La comprensione musulmana di far lanciare gli uccelli è la battaglia, disse il parlamentare Surin Pitsuwan anch’esso un musulmano in parlamento.
Lui indicò la Sura 105 del Corano in cui Dio manda giù stormi di uccelli verso i suoi nemici per appiattirli come foglie di erba.
Il primo ministro Surayud Chulanont che fu nominato da una giunta dopo il golpe contro Thaksin nel 2006, chiese scusa alle famiglie delle vittime di Tak Bai durante un incontro al comune nella provincia di Pattani nel 2007.
Ma lo stato thai e la società non sentirono il bisogno di consolidare le scuse di Surayud, né fu eretto un monumento pubblico o un evento ufficiale per commemorare il tragico evento.
A maggio 2009 la corte provinciale di Songkla decise che gli ufficiali della sicurezza inviati a reprimere la protesta di Tak Bai avevano agito secondo i propri doveri e che 78 vittime erano morte per soffocamento.
In altre parole morirono come conseguenza di circostanze sfortunate piuttosto che per atti intenzionali e non si disse nulla degli altri sette sparati sul posto.
Nel 2012, il governo di Yingluck Shinawatra diede oltre 200 mila euro di risarcimenti alle famiglie di ogni vittima. Il risarcimento economico comunque non è uguale alla giustizia indipendentemente dalla ferma volontà di Thaksin e dei suoi alleati.
Ad agosto e settembre scorsi un tribunale Thai decise di portare avanti i processi e accusare 14 uomini dal generale Pisarn fino agli autisti dei camion. Per alcuni significava dare una possibilità di giustizia, per altri una opportunità per chiudere, sanare le ferite e andare avanti come nazione.
A metà del 2001 l’insorgenza era ricomparsa dopo un intervallo di dieci anni. Ma la loro presenza non era stata ufficialmente riconosciuta dal governo di Thaksin fino al momento in cui realizzarono un importante furto di armi da un deposito militare nella provincia di Narathiwat, dove si trova Tak Bai, nel 2004.
Venti anni dopo sono morte 7500 persone dalla violenza legata all’insorgenza e non si vede ancora la fine nonostante vari tentativi di negoziati con i ribelli.
Le iniziative di pace non sono mai andate oltre le misure di costruzione della fiducia.
Dato il patto faustiano che ha unito i militari e il potere conservatore al partito di governo del Pheu Thai, è probabile che il negoziato di pace sarà persino più difficile che in passato.
Con l’avvicinarsi del ventesimo anniversario di quell’evento, la violenza nel meridione profondo ha avuto un picco. Ma gli attacchi di questo anno sono stati più cattivi forse perché la prescrizione per Tak Bai si avvicinava, e forse perché i militanti separatisti avevano bisogno di ricordare al paese, specie le forze della sicurezza nel profondo meridione fortemente militarizzato, che il caso non era affatto concluso.

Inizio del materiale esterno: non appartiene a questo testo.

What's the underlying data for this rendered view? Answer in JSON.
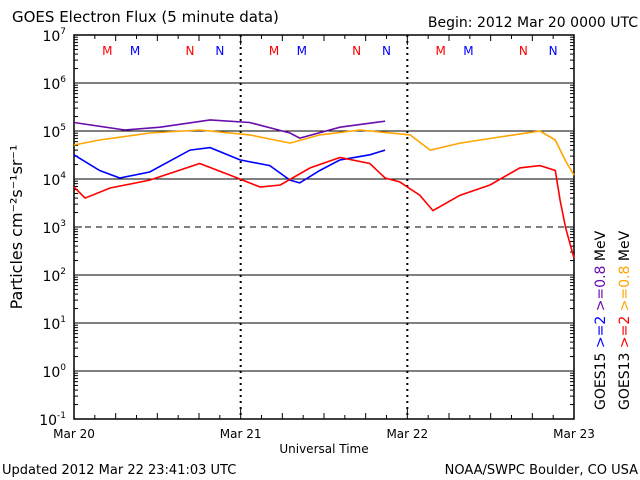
{
  "chart_data": {
    "type": "line",
    "title": "GOES Electron Flux (5 minute data)",
    "subtitle": "Begin: 2012 Mar 20 0000 UTC",
    "xlabel": "Universal Time",
    "ylabel": "Particles cm⁻²s⁻¹sr⁻¹",
    "x_unit": "hours since 2012 Mar 20 0000 UTC",
    "xlim": [
      0,
      72
    ],
    "ylim": [
      0.1,
      10000000
    ],
    "yscale": "log",
    "x_ticks": [
      {
        "value": 0,
        "label": "Mar 20"
      },
      {
        "value": 24,
        "label": "Mar 21"
      },
      {
        "value": 48,
        "label": "Mar 22"
      },
      {
        "value": 72,
        "label": "Mar 23"
      }
    ],
    "y_ticks": [
      {
        "exp": 7,
        "base": "10",
        "sup": "7"
      },
      {
        "exp": 6,
        "base": "10",
        "sup": "6"
      },
      {
        "exp": 5,
        "base": "10",
        "sup": "5"
      },
      {
        "exp": 4,
        "base": "10",
        "sup": "4"
      },
      {
        "exp": 3,
        "base": "10",
        "sup": "3"
      },
      {
        "exp": 2,
        "base": "10",
        "sup": "2"
      },
      {
        "exp": 1,
        "base": "10",
        "sup": "1"
      },
      {
        "exp": 0,
        "base": "10",
        "sup": "0"
      },
      {
        "exp": -1,
        "base": "10",
        "sup": "-1"
      }
    ],
    "threshold": {
      "value": 1000,
      "style": "dashed"
    },
    "grid": true,
    "markers": [
      {
        "label": "M",
        "hour": 4.8,
        "color": "#ff0000"
      },
      {
        "label": "M",
        "hour": 8.8,
        "color": "#0000ff"
      },
      {
        "label": "N",
        "hour": 16.7,
        "color": "#ff0000"
      },
      {
        "label": "N",
        "hour": 21.0,
        "color": "#0000ff"
      },
      {
        "label": "M",
        "hour": 28.8,
        "color": "#ff0000"
      },
      {
        "label": "M",
        "hour": 32.8,
        "color": "#0000ff"
      },
      {
        "label": "N",
        "hour": 40.7,
        "color": "#ff0000"
      },
      {
        "label": "N",
        "hour": 45.0,
        "color": "#0000ff"
      },
      {
        "label": "M",
        "hour": 52.8,
        "color": "#ff0000"
      },
      {
        "label": "M",
        "hour": 56.8,
        "color": "#0000ff"
      },
      {
        "label": "N",
        "hour": 64.7,
        "color": "#ff0000"
      },
      {
        "label": "N",
        "hour": 69.0,
        "color": "#0000ff"
      }
    ],
    "series": [
      {
        "name": "GOES15 >=0.8 MeV",
        "color": "#6a0dad",
        "x": [
          0,
          7.3,
          12.4,
          19.6,
          25.3,
          31.1,
          32.5,
          38.3,
          44.8
        ],
        "y": [
          150000,
          105000,
          120000,
          170000,
          150000,
          91000,
          71000,
          120000,
          160000
        ]
      },
      {
        "name": "GOES13 >=0.8 MeV",
        "color": "#ffa500",
        "x": [
          0,
          3.7,
          10.9,
          18.1,
          25.3,
          31.1,
          35.4,
          41.2,
          48.4,
          51.3,
          55.6,
          61.3,
          67.1,
          69.3,
          70.7,
          72
        ],
        "y": [
          51000,
          65000,
          91000,
          105000,
          83000,
          56000,
          83000,
          105000,
          83000,
          40000,
          56000,
          75000,
          100000,
          65000,
          25000,
          12000
        ]
      },
      {
        "name": "GOES15 >=2 MeV",
        "color": "#0000ff",
        "x": [
          0,
          3.7,
          6.6,
          10.9,
          16.7,
          19.6,
          23.9,
          28.2,
          31.1,
          32.5,
          35.4,
          38.3,
          42.6,
          44.8
        ],
        "y": [
          32000,
          15000,
          10500,
          14000,
          40000,
          45000,
          25000,
          19000,
          9500,
          8300,
          15000,
          25000,
          32000,
          40000
        ]
      },
      {
        "name": "GOES13 >=2 MeV",
        "color": "#ff0000",
        "x": [
          0,
          1.6,
          5.2,
          10.9,
          18.1,
          22.5,
          26.8,
          29.7,
          34.0,
          38.3,
          42.6,
          44.8,
          46.9,
          49.8,
          51.7,
          55.6,
          59.9,
          64.2,
          67.1,
          69.3,
          70.0,
          70.8,
          72
        ],
        "y": [
          6800,
          4000,
          6500,
          9500,
          21000,
          12000,
          6800,
          7500,
          17000,
          28000,
          21000,
          10500,
          8700,
          4600,
          2200,
          4600,
          7500,
          17000,
          19000,
          15000,
          3600,
          950,
          225
        ]
      }
    ],
    "legend_placement": "right",
    "legend": [
      {
        "sat": "GOES15",
        "entries": [
          {
            "text": ">=2",
            "color": "#0000ff"
          },
          {
            "text": ">=0.8",
            "color": "#6a0dad"
          },
          {
            "text": "MeV",
            "color": "#000000"
          }
        ]
      },
      {
        "sat": "GOES13",
        "entries": [
          {
            "text": ">=2",
            "color": "#ff0000"
          },
          {
            "text": ">=0.8",
            "color": "#ffa500"
          },
          {
            "text": "MeV",
            "color": "#000000"
          }
        ]
      }
    ]
  },
  "footer": {
    "updated": "Updated 2012 Mar 22 23:41:03 UTC",
    "source": "NOAA/SWPC Boulder, CO USA"
  }
}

Il partito di governo di oggi, Pheu Thai, un figlioccio del Thai Rak Thai, è guidato dalla giovane figlia di Thaksin, Paetongtarn. Pisarn è diventato un membro importante del partito e parlamentare fino alle sue dimissioni del 14 ottobre per distanziare il partito dal caso.
Come tutti gli altri accusati dal tribunale thailandese ad agosto, Pisarn è scomparso e si può dire la stessa cosa della riconciliazione nazionale.